Robust sound event detection
By Mauricio Michel Olvera Zambrano
Michel Olvera, postdoctoral researcher within the Audio Data Analysis and Signal Processing (ADASP) group at Télécom Paris, will give a talk about robust sound event detection:
From industry to general interest applications, computational analysis of sound scenes and events allows us to interpret the continuous flow of everyday sounds. One of the main degradations encountered when moving from lab conditions to the real world is due to the fact that sound scenes are not composed of isolated events but of multiple simultaneous events. Differences between training and test conditions also often arise due to extrinsic factors such as the choice of recording hardware and microphone positions, as well as intrinsic factors of sound events, such as their frequency of occurrence, duration and variability. In this talk, we’ll discuss problems of wide interest in audio analysis tasks focusing on how to achieve robustness in real scenarios. Firstly, we explore the separation of ambient sounds in a practical setting in which multiple short duration sound events with fast varying spectral characteristics (i.e., foreground sounds) occur simultaneously with background stationary sounds. Secondly, we investigate how to improve the robustness of audio analysis systems under mismatched training and test conditions. We explore two distinct tasks: acoustic scene classification with mismatched recording devices and training of sound event detection systems with synthetic and real data.
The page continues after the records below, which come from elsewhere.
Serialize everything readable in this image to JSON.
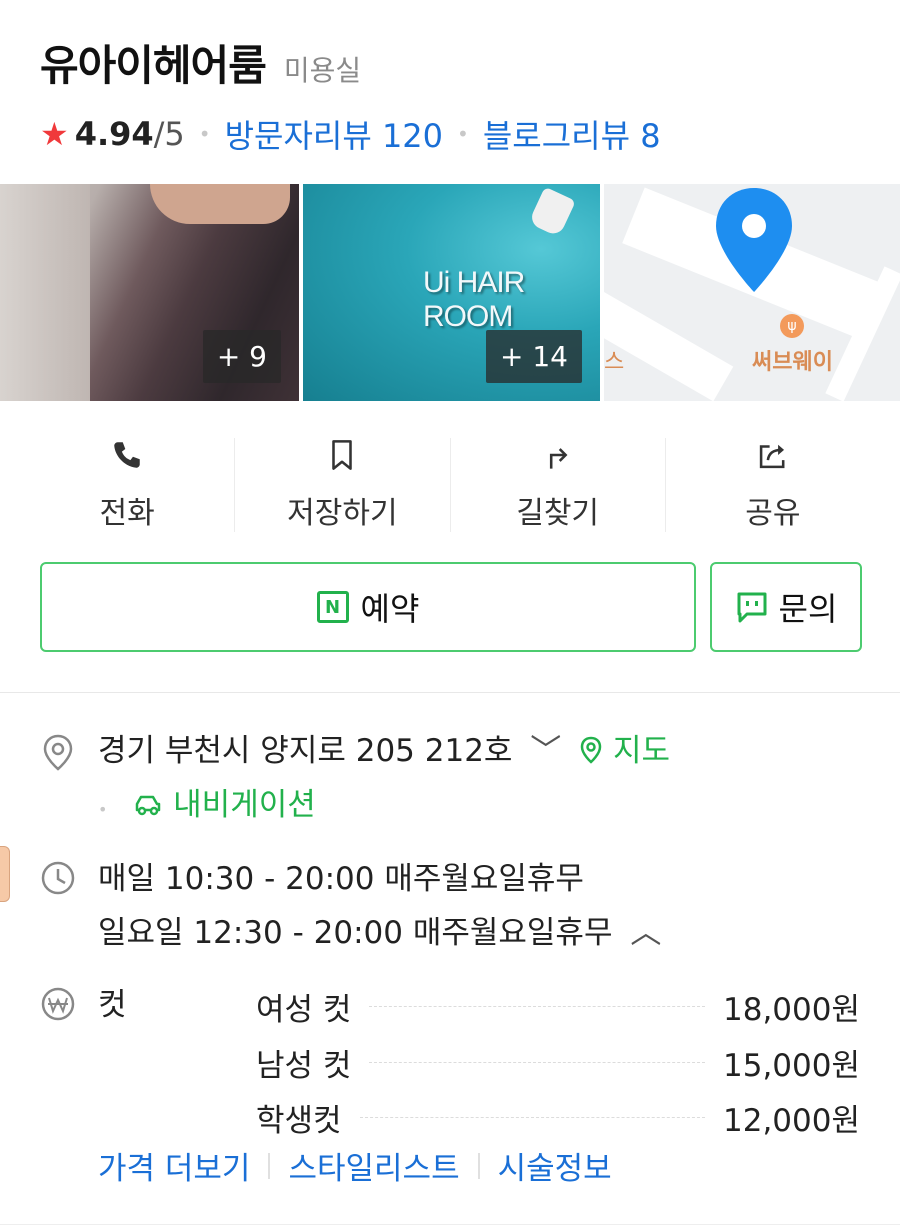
{
  "place": {
    "name": "유아이헤어룸",
    "category": "미용실",
    "rating": "4.94",
    "rating_max": "/5",
    "visitor_reviews": "방문자리뷰 120",
    "blog_reviews": "블로그리뷰 8"
  },
  "photos": [
    {
      "count": "+ 9"
    },
    {
      "count": "+ 14",
      "sign_text": "Ui HAIR ROOM"
    },
    {
      "map_poi": "써브웨이",
      "map_edge_text": "스"
    }
  ],
  "actions": [
    {
      "label": "전화",
      "icon": "phone-icon"
    },
    {
      "label": "저장하기",
      "icon": "bookmark-icon"
    },
    {
      "label": "길찾기",
      "icon": "directions-icon"
    },
    {
      "label": "공유",
      "icon": "share-icon"
    }
  ],
  "buttons": {
    "reserve": "예약",
    "reserve_badge": "N",
    "inquiry": "문의"
  },
  "address": {
    "text": "경기 부천시 양지로 205 212호",
    "map_link": "지도",
    "navigation": "내비게이션"
  },
  "hours": {
    "line1": "매일 10:30 - 20:00 매주월요일휴무",
    "line2": "일요일 12:30 - 20:00 매주월요일휴무"
  },
  "menu": {
    "category": "컷",
    "items": [
      {
        "name": "여성 컷",
        "price": "18,000원"
      },
      {
        "name": "남성 컷",
        "price": "15,000원"
      },
      {
        "name": "학생컷",
        "price": "12,000원"
      }
    ]
  },
  "links": {
    "more_prices": "가격 더보기",
    "stylists": "스타일리스트",
    "treatment_info": "시술정보"
  },
  "colors": {
    "accent_green": "#22b14c",
    "link_blue": "#1a6fd6",
    "star_red": "#f0393b",
    "map_pin_blue": "#1e8ef0"
  }
}
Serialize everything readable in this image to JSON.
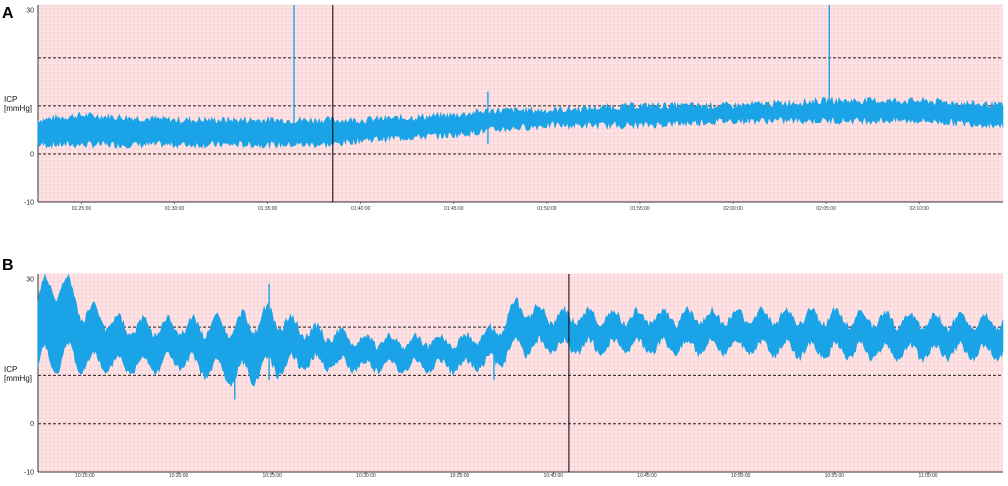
{
  "chart_data": [
    {
      "type": "line",
      "panel_label": "A",
      "ylabel_lines": [
        "ICP",
        "[mmHg]"
      ],
      "ylim": [
        -10,
        31
      ],
      "y_ticks": [
        "30",
        "0",
        "-10"
      ],
      "reference_lines": [
        0,
        10,
        20
      ],
      "x_ticks": [
        "01:25:00",
        "01:30:00",
        "01:35:00",
        "01:40:00",
        "01:45:00",
        "01:50:00",
        "01:55:00",
        "02:00:00",
        "02:05:00",
        "02:10:00"
      ],
      "cursor_time": "01:38:30",
      "series": [
        {
          "color": "#1aa3e6",
          "x": [
            "01:22:40",
            "01:25:00",
            "01:30:00",
            "01:35:00",
            "01:38:30",
            "01:40:00",
            "01:45:00",
            "01:47:00",
            "01:50:00",
            "01:55:00",
            "02:00:00",
            "02:05:00",
            "02:10:00",
            "02:14:30"
          ],
          "lower": [
            2,
            2,
            2,
            2,
            2,
            3,
            4,
            5,
            6,
            6,
            7,
            7,
            7,
            6
          ],
          "upper": [
            7,
            8,
            7,
            7,
            7,
            7,
            8,
            9,
            9,
            10,
            10,
            11,
            11,
            10
          ],
          "spikes": [
            {
              "x": "01:36:25",
              "top": 31,
              "bottom": 6
            },
            {
              "x": "02:05:10",
              "top": 31,
              "bottom": 10
            },
            {
              "x": "01:46:50",
              "top": 13,
              "bottom": 2
            }
          ]
        }
      ]
    },
    {
      "type": "line",
      "panel_label": "B",
      "ylabel_lines": [
        "ICP",
        "[mmHg]"
      ],
      "ylim": [
        -10,
        31
      ],
      "y_ticks": [
        "30",
        "0",
        "-10"
      ],
      "reference_lines": [
        0,
        10,
        20
      ],
      "x_ticks": [
        "10:15:00",
        "10:20:00",
        "10:25:00",
        "10:30:00",
        "10:35:00",
        "10:40:00",
        "10:45:00",
        "10:50:00",
        "10:55:00",
        "11:00:00"
      ],
      "cursor_time": "10:40:50",
      "series": [
        {
          "color": "#1aa3e6",
          "x": [
            "10:12:30",
            "10:13:30",
            "10:15:00",
            "10:17:00",
            "10:20:00",
            "10:23:00",
            "10:25:00",
            "10:27:00",
            "10:30:00",
            "10:35:00",
            "10:37:00",
            "10:38:00",
            "10:40:00",
            "10:45:00",
            "10:50:00",
            "10:55:00",
            "11:00:00",
            "11:04:00"
          ],
          "lower": [
            12,
            14,
            13,
            12,
            13,
            10,
            12,
            13,
            12,
            12,
            13,
            16,
            16,
            16,
            16,
            15,
            15,
            15
          ],
          "upper": [
            25,
            30,
            23,
            20,
            20,
            20,
            22,
            19,
            17,
            17,
            19,
            24,
            22,
            22,
            22,
            22,
            21,
            21
          ],
          "spikes": [
            {
              "x": "10:23:00",
              "top": 19,
              "bottom": 5
            },
            {
              "x": "10:24:50",
              "top": 29,
              "bottom": 9
            },
            {
              "x": "10:36:50",
              "top": 16,
              "bottom": 9
            }
          ]
        }
      ]
    }
  ],
  "colors": {
    "grid_background": "#fde6e8",
    "grid_minor": "#f6c2c6",
    "trace": "#1aa3e6",
    "cursor": "#000000"
  }
}
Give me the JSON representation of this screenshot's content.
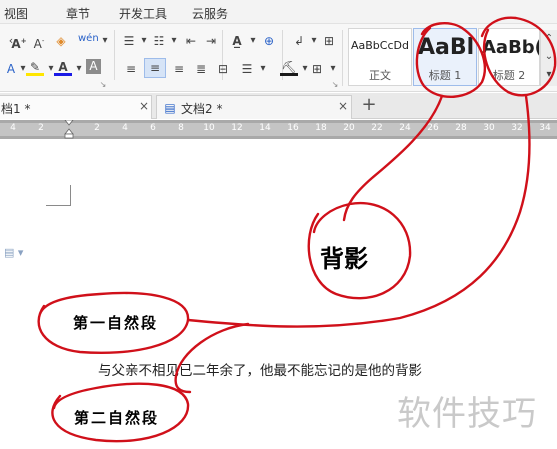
{
  "menu": {
    "items": [
      "视图",
      "章节",
      "开发工具",
      "云服务"
    ]
  },
  "ribbon": {
    "styles": [
      {
        "sample": "AaBbCcDd",
        "name": "正文"
      },
      {
        "sample": "AaBl",
        "name": "标题 1"
      },
      {
        "sample": "AaBb(",
        "name": "标题 2"
      }
    ]
  },
  "tabs": [
    {
      "label": "档1 *"
    },
    {
      "label": "文档2 *"
    }
  ],
  "new_tab_symbol": "+",
  "close_symbol": "×",
  "ruler": {
    "ticks": [
      "4",
      "2",
      "",
      "2",
      "4",
      "6",
      "8",
      "10",
      "12",
      "14",
      "16",
      "18",
      "20",
      "22",
      "24",
      "26",
      "28",
      "30",
      "32",
      "34"
    ]
  },
  "document": {
    "body_text": "与父亲不相见已二年余了，他最不能忘记的是他的背影"
  },
  "annotations": {
    "title_label": "背影",
    "para1_label": "第一自然段",
    "para2_label": "第二自然段",
    "ink_color": "#d0101a"
  },
  "watermark": "软件技巧",
  "icons": {
    "font_grow": "A⁺",
    "font_shrink": "A⁻",
    "eraser": "eraser-icon",
    "pinyin": "wén",
    "bullets": "≔",
    "numbering": "≡",
    "align_left": "≡",
    "highlight_color": "#ffe600",
    "font_color": "#1a1ae6"
  }
}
Michel Olvera is a postdoctoral researcher within the Audio Data Analysis and Signal Processing (ADASP) group at Télécom Paris. Prior to joining Télécom Paris, Michel was a part of the Multispeech research team at INRIA Nancy Grand-Est. Michel completed his Ph.D. in 2022 from the Université de Lorraine in Nancy, France, where he developed domain adaptation strategies to improve audio analysis tasks in mismatched conditions. Before, Michel earned his B.S. in Telecommunications Engineering in 2017 and his M.S. in Signal Processing in 2019, both from the National Autonomous University of Mexico (UNAM). His research interests lie in the intersection of machine listening and domain adaptation, with a focus on developing new algorithms and technologies for audio analysis and understanding in real-world scenarios.